Les trois jeunes filles détaillèrent avec une curiosité mêlée de tendresse l’étrange meurtrissure entre les seins de leur amie.

- C’est douloureux ? S’enquirent-elles dans un ensemble parfait.

- Non, pas du tout, leur assura Silvine, souriante.

- C’est bizarre, murmura Elina, cela semble phosphorescent.

- Et avec une forme bien particulière, ovale et en même temps… on dirait des ailes qui tiennent un œuf, décrivit Nitia.

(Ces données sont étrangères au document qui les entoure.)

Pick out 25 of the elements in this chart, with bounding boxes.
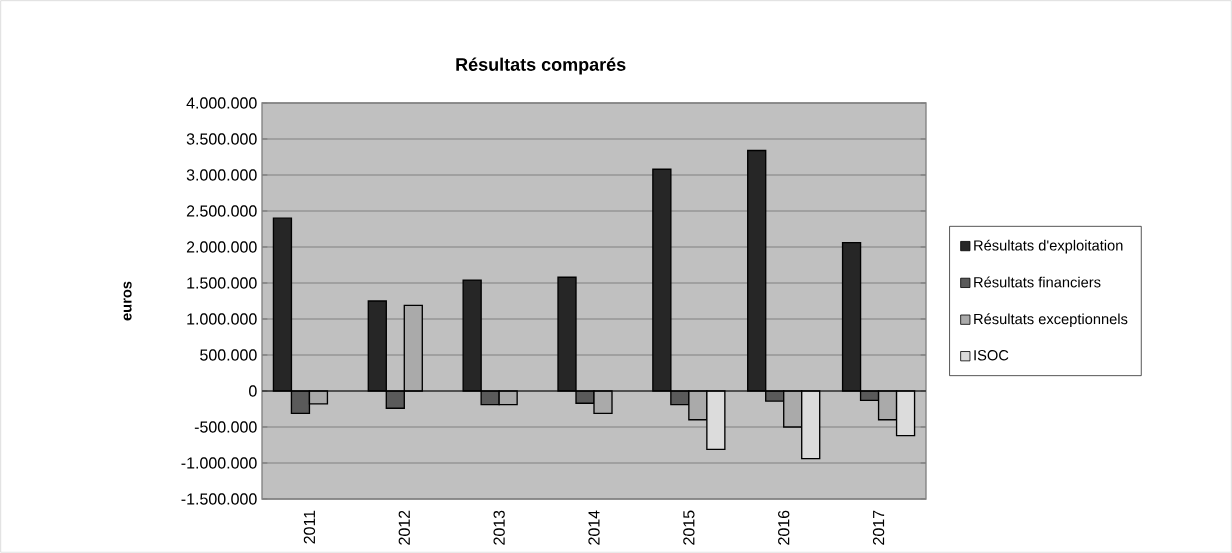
y-tick-label: 4.000.000 <box>186 97 257 109</box>
x-tick-label: 2016 <box>778 510 790 545</box>
x-tick-label: 2017 <box>872 510 885 545</box>
x-tick-label: 2014 <box>588 510 600 545</box>
legend-label: ISOC <box>974 350 1009 361</box>
y-tick-label: 2.500.000 <box>186 205 257 217</box>
y-tick-label: 500.000 <box>200 349 257 361</box>
x-tick-label: 2013 <box>493 510 505 545</box>
y-tick-label: -1.000.000 <box>181 457 257 469</box>
y-tick-label: -500.000 <box>194 421 257 433</box>
y-tick-label: 0 <box>249 385 257 397</box>
y-tick-label: 2.000.000 <box>186 241 257 253</box>
y-tick-label: -1.500.000 <box>181 493 257 505</box>
y-axis-title: euros <box>123 281 132 321</box>
legend-label: Résultats financiers <box>974 276 1101 288</box>
y-tick-label: 3.500.000 <box>186 133 257 145</box>
x-tick-label: 2011 <box>303 510 316 544</box>
legend-label: Résultats exceptionnels <box>974 313 1128 328</box>
legend-label: Résultats d'exploitation <box>974 239 1123 254</box>
y-tick-label: 3.000.000 <box>186 169 257 181</box>
y-tick-label: 1.500.000 <box>187 277 257 289</box>
chart-title: Résultats comparés <box>456 57 626 75</box>
y-tick-label: 1.000.000 <box>187 313 257 325</box>
x-tick-label: 2015 <box>683 510 695 545</box>
x-tick-label: 2012 <box>398 510 410 545</box>
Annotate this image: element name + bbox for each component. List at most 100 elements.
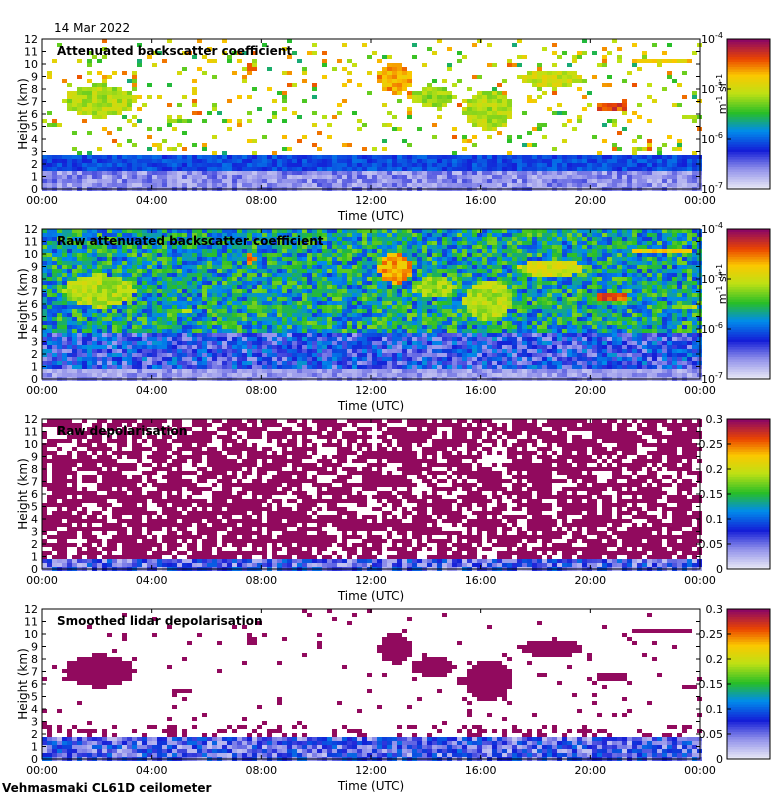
colorbar-cell [727, 111, 770, 115]
y-tick-label: 7 [31, 476, 38, 489]
colorbar-cell [727, 311, 770, 315]
y-tick-label: 7 [31, 666, 38, 679]
colorbar-tick-label: 10-4 [701, 221, 723, 236]
colorbar-cell [727, 756, 770, 760]
colorbar-cell [727, 701, 770, 705]
colorbar-cell [727, 529, 770, 532]
y-axis-title: Height (km) [16, 268, 30, 339]
colorbar-cell [727, 104, 770, 107]
y-tick-label: 8 [31, 463, 38, 476]
colorbar-cell [727, 349, 770, 352]
colorbar-cell [727, 256, 770, 260]
y-tick-label: 0 [31, 373, 38, 386]
colorbar-cell [727, 539, 770, 542]
colorbar-cell [727, 446, 770, 450]
colorbar-cell [727, 429, 770, 432]
colorbar-cell [727, 516, 770, 520]
colorbar-unit: m-1 sr-1 [715, 74, 729, 114]
colorbar-cell [727, 441, 770, 445]
colorbar-cell [727, 489, 770, 492]
panel-title: Raw attenuated backscatter coefficient [57, 234, 324, 248]
colorbar-cell [727, 534, 770, 537]
y-tick-label: 4 [31, 703, 38, 716]
x-tick-label: 12:00 [355, 764, 387, 777]
colorbar-cell [727, 609, 770, 612]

- Je suis certaine que, lorsque l’hématome aura disparu, ce sera très beau, assura Orlane.

Silvine hocha la tête, en signe d’assentiment, tout en observant la marque sur sa poitrine, pensive.

- Il y a plus extraordinaire encore, confia-t-elle doucement.

- Quoi donc ? Articulèrent six lèvres roses.

- Hé bien, j’ai une curieuse impression… le sentiment de… de savoir. Moi, la novice ignorante, j’ai l’intuition profonde de la connaissance. D’avoir assimilé en quelques heures, sans même en être consciente, ce qui demande des années d’études. C’est embrouillé, mon esprit est confus, comme s’il se trouvait submergé d’acquis non encore classifiés, ordonnés. Mais je sens que tout est là ! En moi !

- Ô ! Formèrent trois bouches arrondies.

- Oui, et cela m’effraie un peu avoua Silvine.

Elina et Nitia prirent chacune une main de Silvine et de Orlane formant ainsi un cercle clos.

- Plus fortes nous serons et moins nous risquerons, affirma Elina.

- Si ce que tu penses est vrai, ce n’en est que mieux déclara Nitia.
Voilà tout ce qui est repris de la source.